MinnPost photo by Marlys Harris
The current state of 4th Street.

Penalosa, who delivered chats both before and after the field trip, is an engaging speaker with a Colombian accent. (He hails from Bogota, where he was parks commissioner.) He didn’t, however, provide much commentary on the Prospect Park plan. Instead, he tried to bring some inspiration to the group. “You have a magnificent opportunity here,” he said. But there should have been more of a sense of urgency about developing the area when the Green Line was announced. Citizens must step up now and push for what they want.  

As far as his city-planning advice goes, well, his main themes are familiar ones: Walking, biking and mass transit are good, cars not so much. For starters, cars are very expensive; the typical two-car family spends about 25 percent of its income on fueling and maintaining its cars. If family members could use mass transit, bikes and feet, they would save thousands a year, which they could spend in the local economy. (Of course, they are spending it in the local economy now — on gas, tires and insurance.)

Streets, Penalosa added, make up the largest part of our landscape, but we consign them to cars, not people. To return streets to citizens, he suggested that cities drop speed limits to 20 miles an hour, making them safe for both kids and the elderly.

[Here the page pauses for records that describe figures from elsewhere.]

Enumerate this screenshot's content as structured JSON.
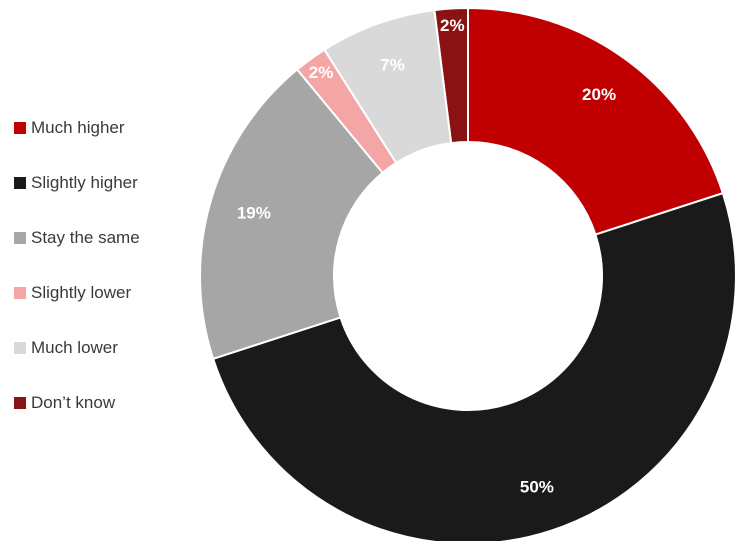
{
  "chart_data": {
    "type": "pie",
    "title": "",
    "series": [
      {
        "values": [
          20,
          50,
          19,
          2,
          7,
          2
        ],
        "labels": [
          "20%",
          "50%",
          "19%",
          "2%",
          "7%",
          "2%"
        ]
      }
    ],
    "categories": [
      "Much higher",
      "Slightly higher",
      "Stay the same",
      "Slightly lower",
      "Much lower",
      "Don’t know"
    ],
    "colors": [
      "#c00000",
      "#1a1a1a",
      "#a6a6a6",
      "#f4a6a6",
      "#d9d9d9",
      "#8b1212"
    ],
    "style": "donut",
    "legend_position": "left"
  }
}
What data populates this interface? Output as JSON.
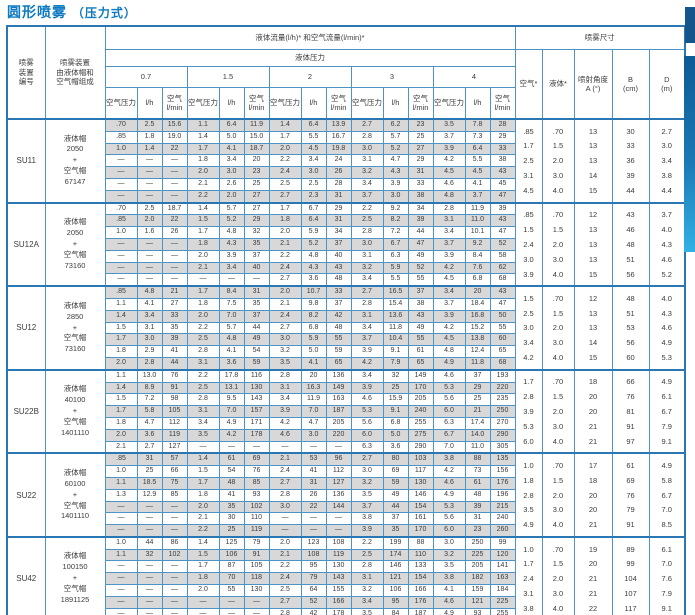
{
  "title": {
    "main": "圆形喷雾",
    "sub": "（压力式）"
  },
  "header": {
    "device_no": "喷雾\n装置\n编号",
    "assembly": "喷雾装置\n由液体帽和\n空气帽组成",
    "flow_title": "液体流量(l/h)* 和空气流量(l/min)*",
    "pressure_title": "液体压力",
    "pressures": [
      "0.7",
      "1.5",
      "2",
      "3",
      "4"
    ],
    "sub": {
      "air_pressure": "空气压力",
      "lh": "l/h",
      "air_lmin": "空气\nl/min"
    },
    "spray_title": "喷雾尺寸",
    "dims": [
      "空气*",
      "液体*",
      "喷射角度\nA (°)",
      "B\n(cm)",
      "D\n(m)"
    ]
  },
  "groups": [
    {
      "id": "SU11",
      "caps": "液体帽\n2050\n+\n空气帽\n67147",
      "rows": [
        [
          ".70",
          "2.5",
          "15.6",
          "1.1",
          "6.4",
          "11.9",
          "1.4",
          "6.4",
          "13.9",
          "2.7",
          "6.2",
          "23",
          "3.5",
          "7.8",
          "28"
        ],
        [
          ".85",
          "1.8",
          "19.0",
          "1.4",
          "5.0",
          "15.0",
          "1.7",
          "5.5",
          "16.7",
          "2.8",
          "5.7",
          "25",
          "3.7",
          "7.3",
          "29"
        ],
        [
          "1.0",
          "1.4",
          "22",
          "1.7",
          "4.1",
          "18.7",
          "2.0",
          "4.5",
          "19.8",
          "3.0",
          "5.2",
          "27",
          "3.9",
          "6.4",
          "33"
        ],
        [
          "—",
          "—",
          "—",
          "1.8",
          "3.4",
          "20",
          "2.2",
          "3.4",
          "24",
          "3.1",
          "4.7",
          "29",
          "4.2",
          "5.5",
          "38"
        ],
        [
          "—",
          "—",
          "—",
          "2.0",
          "3.0",
          "23",
          "2.4",
          "3.0",
          "26",
          "3.2",
          "4.3",
          "31",
          "4.5",
          "4.5",
          "43"
        ],
        [
          "—",
          "—",
          "—",
          "2.1",
          "2.6",
          "25",
          "2.5",
          "2.5",
          "28",
          "3.4",
          "3.9",
          "33",
          "4.6",
          "4.1",
          "45"
        ],
        [
          "—",
          "—",
          "—",
          "2.2",
          "2.0",
          "27",
          "2.7",
          "2.3",
          "31",
          "3.7",
          "3.0",
          "38",
          "4.8",
          "3.7",
          "47"
        ]
      ],
      "dims": [
        [
          ".85",
          ".70",
          "13",
          "30",
          "2.7"
        ],
        [
          "1.7",
          "1.5",
          "13",
          "33",
          "3.0"
        ],
        [
          "2.5",
          "2.0",
          "13",
          "36",
          "3.4"
        ],
        [
          "3.1",
          "3.0",
          "14",
          "39",
          "3.8"
        ],
        [
          "4.5",
          "4.0",
          "15",
          "44",
          "4.4"
        ]
      ]
    },
    {
      "id": "SU12A",
      "caps": "液体帽\n2050\n+\n空气帽\n73160",
      "rows": [
        [
          ".70",
          "2.5",
          "18.7",
          "1.4",
          "5.7",
          "27",
          "1.7",
          "6.7",
          "29",
          "2.2",
          "9.2",
          "34",
          "2.8",
          "11.9",
          "39"
        ],
        [
          ".85",
          "2.0",
          "22",
          "1.5",
          "5.2",
          "29",
          "1.8",
          "6.4",
          "31",
          "2.5",
          "8.2",
          "39",
          "3.1",
          "11.0",
          "43"
        ],
        [
          "1.0",
          "1.6",
          "26",
          "1.7",
          "4.8",
          "32",
          "2.0",
          "5.9",
          "34",
          "2.8",
          "7.2",
          "44",
          "3.4",
          "10.1",
          "47"
        ],
        [
          "—",
          "—",
          "—",
          "1.8",
          "4.3",
          "35",
          "2.1",
          "5.2",
          "37",
          "3.0",
          "6.7",
          "47",
          "3.7",
          "9.2",
          "52"
        ],
        [
          "—",
          "—",
          "—",
          "2.0",
          "3.9",
          "37",
          "2.2",
          "4.8",
          "40",
          "3.1",
          "6.3",
          "49",
          "3.9",
          "8.4",
          "58"
        ],
        [
          "—",
          "—",
          "—",
          "2.1",
          "3.4",
          "40",
          "2.4",
          "4.3",
          "43",
          "3.2",
          "5.9",
          "52",
          "4.2",
          "7.6",
          "62"
        ],
        [
          "—",
          "—",
          "—",
          "—",
          "—",
          "—",
          "2.7",
          "3.6",
          "48",
          "3.4",
          "5.5",
          "55",
          "4.5",
          "6.8",
          "68"
        ]
      ],
      "dims": [
        [
          ".85",
          ".70",
          "12",
          "43",
          "3.7"
        ],
        [
          "1.5",
          "1.5",
          "13",
          "46",
          "4.0"
        ],
        [
          "2.4",
          "2.0",
          "13",
          "48",
          "4.3"
        ],
        [
          "3.0",
          "3.0",
          "13",
          "51",
          "4.6"
        ],
        [
          "3.9",
          "4.0",
          "15",
          "56",
          "5.2"
        ]
      ]
    },
    {
      "id": "SU12",
      "caps": "液体帽\n2850\n+\n空气帽\n73160",
      "rows": [
        [
          ".85",
          "4.8",
          "21",
          "1.7",
          "8.4",
          "31",
          "2.0",
          "10.7",
          "33",
          "2.7",
          "16.5",
          "37",
          "3.4",
          "20",
          "43"
        ],
        [
          "1.1",
          "4.1",
          "27",
          "1.8",
          "7.5",
          "35",
          "2.1",
          "9.8",
          "37",
          "2.8",
          "15.4",
          "38",
          "3.7",
          "18.4",
          "47"
        ],
        [
          "1.4",
          "3.4",
          "33",
          "2.0",
          "7.0",
          "37",
          "2.4",
          "8.2",
          "42",
          "3.1",
          "13.6",
          "43",
          "3.9",
          "16.8",
          "50"
        ],
        [
          "1.5",
          "3.1",
          "35",
          "2.2",
          "5.7",
          "44",
          "2.7",
          "6.8",
          "48",
          "3.4",
          "11.8",
          "49",
          "4.2",
          "15.2",
          "55"
        ],
        [
          "1.7",
          "3.0",
          "39",
          "2.5",
          "4.8",
          "49",
          "3.0",
          "5.9",
          "55",
          "3.7",
          "10.4",
          "55",
          "4.5",
          "13.8",
          "60"
        ],
        [
          "1.8",
          "2.9",
          "41",
          "2.8",
          "4.1",
          "54",
          "3.2",
          "5.0",
          "59",
          "3.9",
          "9.1",
          "61",
          "4.8",
          "12.4",
          "65"
        ],
        [
          "2.0",
          "2.8",
          "44",
          "3.1",
          "3.6",
          "59",
          "3.5",
          "4.1",
          "65",
          "4.2",
          "7.9",
          "65",
          "4.9",
          "11.8",
          "68"
        ]
      ],
      "dims": [
        [
          "1.5",
          ".70",
          "12",
          "48",
          "4.0"
        ],
        [
          "2.5",
          "1.5",
          "13",
          "51",
          "4.3"
        ],
        [
          "3.0",
          "2.0",
          "13",
          "53",
          "4.6"
        ],
        [
          "3.4",
          "3.0",
          "14",
          "56",
          "4.9"
        ],
        [
          "4.2",
          "4.0",
          "15",
          "60",
          "5.3"
        ]
      ]
    },
    {
      "id": "SU22B",
      "caps": "液体帽\n40100\n+\n空气帽\n1401110",
      "rows": [
        [
          "1.1",
          "13.0",
          "76",
          "2.2",
          "17.8",
          "116",
          "2.8",
          "20",
          "136",
          "3.4",
          "32",
          "149",
          "4.6",
          "37",
          "193"
        ],
        [
          "1.4",
          "8.9",
          "91",
          "2.5",
          "13.1",
          "130",
          "3.1",
          "16.3",
          "149",
          "3.9",
          "25",
          "170",
          "5.3",
          "29",
          "220"
        ],
        [
          "1.5",
          "7.2",
          "98",
          "2.8",
          "9.5",
          "143",
          "3.4",
          "11.9",
          "163",
          "4.6",
          "15.9",
          "205",
          "5.6",
          "25",
          "235"
        ],
        [
          "1.7",
          "5.8",
          "105",
          "3.1",
          "7.0",
          "157",
          "3.9",
          "7.0",
          "187",
          "5.3",
          "9.1",
          "240",
          "6.0",
          "21",
          "250"
        ],
        [
          "1.8",
          "4.7",
          "112",
          "3.4",
          "4.9",
          "171",
          "4.2",
          "4.7",
          "205",
          "5.6",
          "6.8",
          "255",
          "6.3",
          "17.4",
          "270"
        ],
        [
          "2.0",
          "3.6",
          "119",
          "3.5",
          "4.2",
          "178",
          "4.6",
          "3.0",
          "220",
          "6.0",
          "5.0",
          "275",
          "6.7",
          "14.0",
          "290"
        ],
        [
          "2.1",
          "2.7",
          "127",
          "—",
          "—",
          "—",
          "—",
          "—",
          "—",
          "6.3",
          "3.6",
          "290",
          "7.0",
          "11.0",
          "305"
        ]
      ],
      "dims": [
        [
          "1.7",
          ".70",
          "18",
          "66",
          "4.9"
        ],
        [
          "2.8",
          "1.5",
          "20",
          "76",
          "6.1"
        ],
        [
          "3.9",
          "2.0",
          "20",
          "81",
          "6.7"
        ],
        [
          "5.3",
          "3.0",
          "21",
          "91",
          "7.9"
        ],
        [
          "6.0",
          "4.0",
          "21",
          "97",
          "9.1"
        ]
      ]
    },
    {
      "id": "SU22",
      "caps": "液体帽\n60100\n+\n空气帽\n1401110",
      "rows": [
        [
          ".85",
          "31",
          "57",
          "1.4",
          "61",
          "69",
          "2.1",
          "53",
          "96",
          "2.7",
          "80",
          "103",
          "3.8",
          "88",
          "135"
        ],
        [
          "1.0",
          "25",
          "66",
          "1.5",
          "54",
          "76",
          "2.4",
          "41",
          "112",
          "3.0",
          "69",
          "117",
          "4.2",
          "73",
          "156"
        ],
        [
          "1.1",
          "18.5",
          "75",
          "1.7",
          "48",
          "85",
          "2.7",
          "31",
          "127",
          "3.2",
          "59",
          "130",
          "4.6",
          "61",
          "176"
        ],
        [
          "1.3",
          "12.9",
          "85",
          "1.8",
          "41",
          "93",
          "2.8",
          "26",
          "136",
          "3.5",
          "49",
          "146",
          "4.9",
          "48",
          "196"
        ],
        [
          "—",
          "—",
          "—",
          "2.0",
          "35",
          "102",
          "3.0",
          "22",
          "144",
          "3.7",
          "44",
          "154",
          "5.3",
          "39",
          "215"
        ],
        [
          "—",
          "—",
          "—",
          "2.1",
          "30",
          "110",
          "—",
          "—",
          "—",
          "3.8",
          "37",
          "161",
          "5.6",
          "31",
          "240"
        ],
        [
          "—",
          "—",
          "—",
          "2.2",
          "25",
          "119",
          "—",
          "—",
          "—",
          "3.9",
          "35",
          "170",
          "6.0",
          "23",
          "260"
        ]
      ],
      "dims": [
        [
          "1.0",
          ".70",
          "17",
          "61",
          "4.9"
        ],
        [
          "1.8",
          "1.5",
          "18",
          "69",
          "5.8"
        ],
        [
          "2.8",
          "2.0",
          "20",
          "76",
          "6.7"
        ],
        [
          "3.5",
          "3.0",
          "20",
          "79",
          "7.0"
        ],
        [
          "4.9",
          "4.0",
          "21",
          "91",
          "8.5"
        ]
      ]
    },
    {
      "id": "SU42",
      "caps": "液体帽\n100150\n+\n空气帽\n1891125",
      "rows": [
        [
          "1.0",
          "44",
          "86",
          "1.4",
          "125",
          "79",
          "2.0",
          "123",
          "108",
          "2.2",
          "199",
          "88",
          "3.0",
          "250",
          "99"
        ],
        [
          "1.1",
          "32",
          "102",
          "1.5",
          "106",
          "91",
          "2.1",
          "108",
          "119",
          "2.5",
          "174",
          "110",
          "3.2",
          "225",
          "120"
        ],
        [
          "—",
          "—",
          "—",
          "1.7",
          "87",
          "105",
          "2.2",
          "95",
          "130",
          "2.8",
          "146",
          "133",
          "3.5",
          "205",
          "141"
        ],
        [
          "—",
          "—",
          "—",
          "1.8",
          "70",
          "118",
          "2.4",
          "79",
          "143",
          "3.1",
          "121",
          "154",
          "3.8",
          "182",
          "163"
        ],
        [
          "—",
          "—",
          "—",
          "2.0",
          "55",
          "130",
          "2.5",
          "64",
          "155",
          "3.2",
          "106",
          "166",
          "4.1",
          "159",
          "184"
        ],
        [
          "—",
          "—",
          "—",
          "—",
          "—",
          "—",
          "2.7",
          "52",
          "166",
          "3.4",
          "95",
          "176",
          "4.6",
          "121",
          "225"
        ],
        [
          "—",
          "—",
          "—",
          "—",
          "—",
          "—",
          "2.8",
          "42",
          "178",
          "3.5",
          "84",
          "187",
          "4.9",
          "93",
          "255"
        ]
      ],
      "dims": [
        [
          "1.0",
          ".70",
          "19",
          "89",
          "6.1"
        ],
        [
          "1.7",
          "1.5",
          "20",
          "99",
          "7.0"
        ],
        [
          "2.4",
          "2.0",
          "21",
          "104",
          "7.6"
        ],
        [
          "3.1",
          "3.0",
          "21",
          "107",
          "7.9"
        ],
        [
          "3.8",
          "4.0",
          "22",
          "117",
          "9.1"
        ]
      ]
    }
  ],
  "colors": {
    "accent_blue": "#0c79c1",
    "border_blue": "#4e93c5",
    "border_heavy": "#2a77b4",
    "row_shade": "#d8d8d8",
    "tab_dark": "#14568c",
    "tab_light": "#33b1e4"
  }
}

‘Maybe there are 15 horrible days’

As to Twin Citians’ excuse that the bad weather keeps them in their cars, he countered that when he worked in the Caribbean, people there told him it was too hot to walk. He pointed out that Minneapolis normally receives 43 inches of snow in the winter, but it’s spread over five months. “Maybe there are 15 horrible days and 43 bad ones.” We should be planning for the nearly 300 decent days, but instead, he says, we install “flyovers” like skyways “which suck life out of the city” for the 15 worst days of the year. (By way of comfort, he added that his hometown of Toronto makes the same mistake, connecting every building with underground passages.) 

He flipped through a gazillion slides showing us how cities made themselves more beautiful, livable and walkable through acts of political courage. In one Danish city, for example, the city removed parking spots to widen sidewalks along a canal. Shopkeepers complained that they would lose business, but Penalosa showed us a slide of the area after the changes; it was mobbed. “Do you think anybody lost business here?” he asked.

To install bike-sharing racks, Paris removed 5,000 parking spots. And cities like Arhaus and Seoul deconstructed freeways to surface waterways that transformed desert-like areas into pedestrian malls that resembled Barcelona’s Rambla. What will get the job done, he says, is leadership, a sense of urgency, citizen engagement and all those other things that are nice to urge folks to have and do but not all that easy to carry out.

Cam Gordon, who represents Prospect Park on the City Council, mentioned some of the area’s other to-dos that would make a difference. The Grand Rounds in the area needs to be completed, and Bridal Veil Creek and its waterfall, which now are buried, should be “daylighted.” But the cities’ and region’s position, he says, is that they’ve made an immense investment in the Green Line. Private development will have to take care of the rest. But, he added, “that development may be way below our expectations.”

Penalosa’s answer is not to give up but to aim high. “Martians,” he said, “are not going to come down and fix our cities.”